Linear dependence of optimal angle spread on the SSD, using symmetric angle pairs. Images were acquired using 1° increments.

FIG. 6.

Composite Cherenkov images for three patients in the six Stanford technique treatment positions. All images are represented on the same color scale. Patients #1 and #2 were treated with angle spread of 29° at SSD = 441 cm and were wearing cloth shorts. Patient #3 was treated with angle spread of 35° at SSD = 441 cm, sitting on a bicycle seat for patient stabilization (no cloth shorts).

FIG. 7.

(a) Placement of ten TLDs on patient #1 (posterior position only). TLDs were also placed on patient #3 in similar approximate positions. (b) Plot comparing average Cherenkov intensity of ROIs directly on top of the TLD with the measured dose from the TLDs. Each data set is normalized to its respective highest measurement (at the hips). Measurements on opposing wrists and opposing heels are each averaged together for display clarity.
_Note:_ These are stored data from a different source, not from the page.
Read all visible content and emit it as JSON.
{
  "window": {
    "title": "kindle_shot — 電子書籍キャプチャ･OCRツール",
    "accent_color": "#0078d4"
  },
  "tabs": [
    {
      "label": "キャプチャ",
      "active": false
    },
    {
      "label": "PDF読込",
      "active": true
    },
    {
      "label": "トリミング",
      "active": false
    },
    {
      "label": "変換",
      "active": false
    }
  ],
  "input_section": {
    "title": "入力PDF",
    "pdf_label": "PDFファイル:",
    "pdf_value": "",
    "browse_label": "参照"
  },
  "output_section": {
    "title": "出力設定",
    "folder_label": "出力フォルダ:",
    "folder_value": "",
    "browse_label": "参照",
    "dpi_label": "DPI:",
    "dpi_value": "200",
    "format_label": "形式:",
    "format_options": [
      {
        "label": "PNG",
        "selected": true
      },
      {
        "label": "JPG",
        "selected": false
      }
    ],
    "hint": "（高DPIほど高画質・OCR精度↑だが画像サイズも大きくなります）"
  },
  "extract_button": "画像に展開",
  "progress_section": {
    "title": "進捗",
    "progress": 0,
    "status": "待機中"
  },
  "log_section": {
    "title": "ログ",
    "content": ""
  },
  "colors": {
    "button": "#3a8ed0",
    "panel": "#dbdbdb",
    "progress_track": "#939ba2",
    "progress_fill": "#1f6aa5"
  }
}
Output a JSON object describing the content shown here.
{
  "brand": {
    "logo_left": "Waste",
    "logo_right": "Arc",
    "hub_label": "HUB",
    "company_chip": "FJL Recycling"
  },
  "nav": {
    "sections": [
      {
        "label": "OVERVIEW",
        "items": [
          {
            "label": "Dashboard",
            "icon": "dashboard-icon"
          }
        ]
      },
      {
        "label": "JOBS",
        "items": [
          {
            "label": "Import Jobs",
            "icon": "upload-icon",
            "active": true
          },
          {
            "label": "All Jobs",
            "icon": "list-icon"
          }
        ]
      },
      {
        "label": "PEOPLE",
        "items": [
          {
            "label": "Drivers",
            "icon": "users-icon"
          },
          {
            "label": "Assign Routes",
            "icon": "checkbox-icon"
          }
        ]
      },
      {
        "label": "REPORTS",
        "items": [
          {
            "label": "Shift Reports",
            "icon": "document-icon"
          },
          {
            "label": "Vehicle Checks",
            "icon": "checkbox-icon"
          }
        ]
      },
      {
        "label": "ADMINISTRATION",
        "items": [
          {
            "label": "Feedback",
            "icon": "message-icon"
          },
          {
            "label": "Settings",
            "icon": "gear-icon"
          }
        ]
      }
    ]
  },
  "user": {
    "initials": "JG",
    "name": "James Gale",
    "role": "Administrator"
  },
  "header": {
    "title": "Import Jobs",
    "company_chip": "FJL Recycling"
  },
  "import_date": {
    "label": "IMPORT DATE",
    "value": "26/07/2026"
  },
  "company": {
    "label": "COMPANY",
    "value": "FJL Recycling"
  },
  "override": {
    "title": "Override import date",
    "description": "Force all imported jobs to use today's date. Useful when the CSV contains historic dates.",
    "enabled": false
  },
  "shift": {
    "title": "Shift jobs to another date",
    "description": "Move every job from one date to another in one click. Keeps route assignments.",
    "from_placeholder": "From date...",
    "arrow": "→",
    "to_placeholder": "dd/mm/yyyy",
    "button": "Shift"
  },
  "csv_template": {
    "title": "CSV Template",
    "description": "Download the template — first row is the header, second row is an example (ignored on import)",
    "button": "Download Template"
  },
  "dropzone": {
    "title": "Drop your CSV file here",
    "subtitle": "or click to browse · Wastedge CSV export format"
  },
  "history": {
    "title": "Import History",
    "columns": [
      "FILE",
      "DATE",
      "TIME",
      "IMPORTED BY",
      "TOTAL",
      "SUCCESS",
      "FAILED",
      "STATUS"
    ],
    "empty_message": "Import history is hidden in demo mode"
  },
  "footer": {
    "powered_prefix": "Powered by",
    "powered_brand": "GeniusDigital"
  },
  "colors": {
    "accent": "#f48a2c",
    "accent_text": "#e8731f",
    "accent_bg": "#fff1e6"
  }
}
Data from patients #1 and #3 are shown for comparison, although images (a) and (c) correspond to patient #1 only. (c) The two sets of ten 25 × 25 pixel regions of interest (ROIs) were analyzed for average Cherenkov intensity on patient #1. The white regions are directly on top of the tape affixing the TLDs, and the black regions are offset from the taped regions. There was no statistically significant difference between the mean Cherenkov intensity in the black and white labeled regions; the white labeled regions were used in (b).